How much does Huel cost per month?
Budget roughly $60 to $100 a month if you’re replacing five to seven meals a week with subscription pricing. It’s a wide range because the exact figure depends heavily on which product line you choose and how many meals you’re replacing.
Are there any side effects?
Some users report bloating, gas, or loose stools when they start, largely from the concentrated fiber load. Easing in with one meal a day rather than a full switch tends to reduce this.

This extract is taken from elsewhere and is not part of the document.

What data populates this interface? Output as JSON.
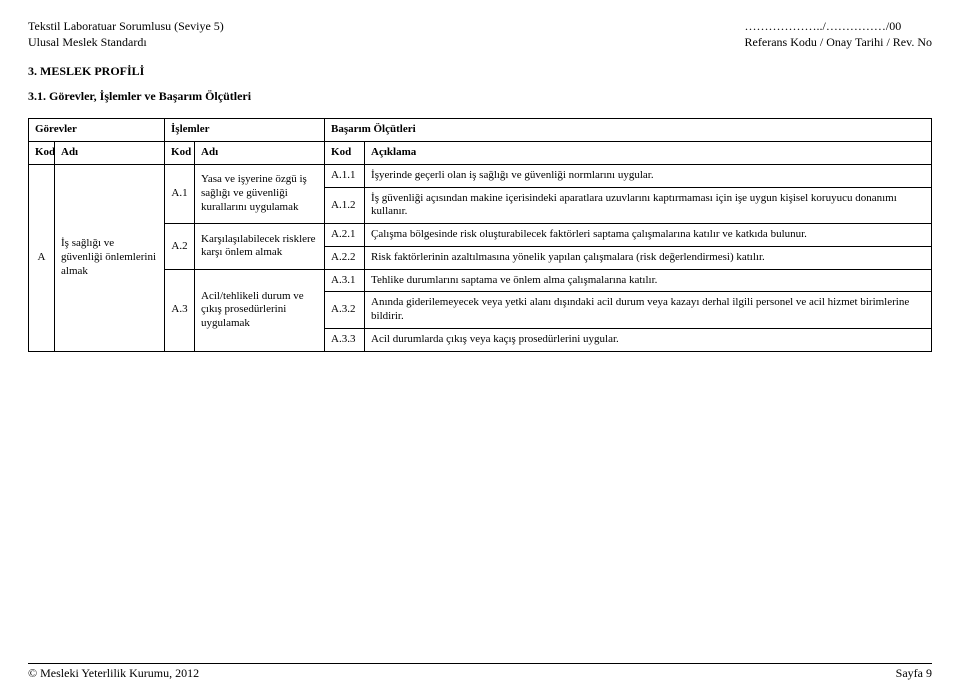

Anyone with IBS or a known food sensitivity should talk to a doctor before making Huel a daily habit.
Can Huel help with weight loss?
Huel isn’t marketed as a weight-loss product, but its consistent calorie and macro counts make portion control easier for people who overeat when meals aren’t pre-measured. Weight loss still comes down to overall calorie balance, not the product itself.
Where can I buy Huel?
Directly through huel.com, plus Amazon, Target, and GNC in the US as of 2026. Buying direct from Huel is usually the only way to access the full subscription discount.
Is Huel vegan?
Most of the range, including Huel Powder, Black Edition, and Ready-to-Drink, is fully vegan. Always check the label on newer or limited-run flavors, since formulations occasionally shift.
Is Huel better than Soylent or Ka’Chava?
Not universally. Huel generally wins on protein-to-calorie efficiency and product-format variety, Soylent tends to run cheaper per serving, and Ka’Chava leans into a broader superfood ingredient list at fewer calories and less protein. The best fit depends on what you’re optimizing for, not a single winner across the board.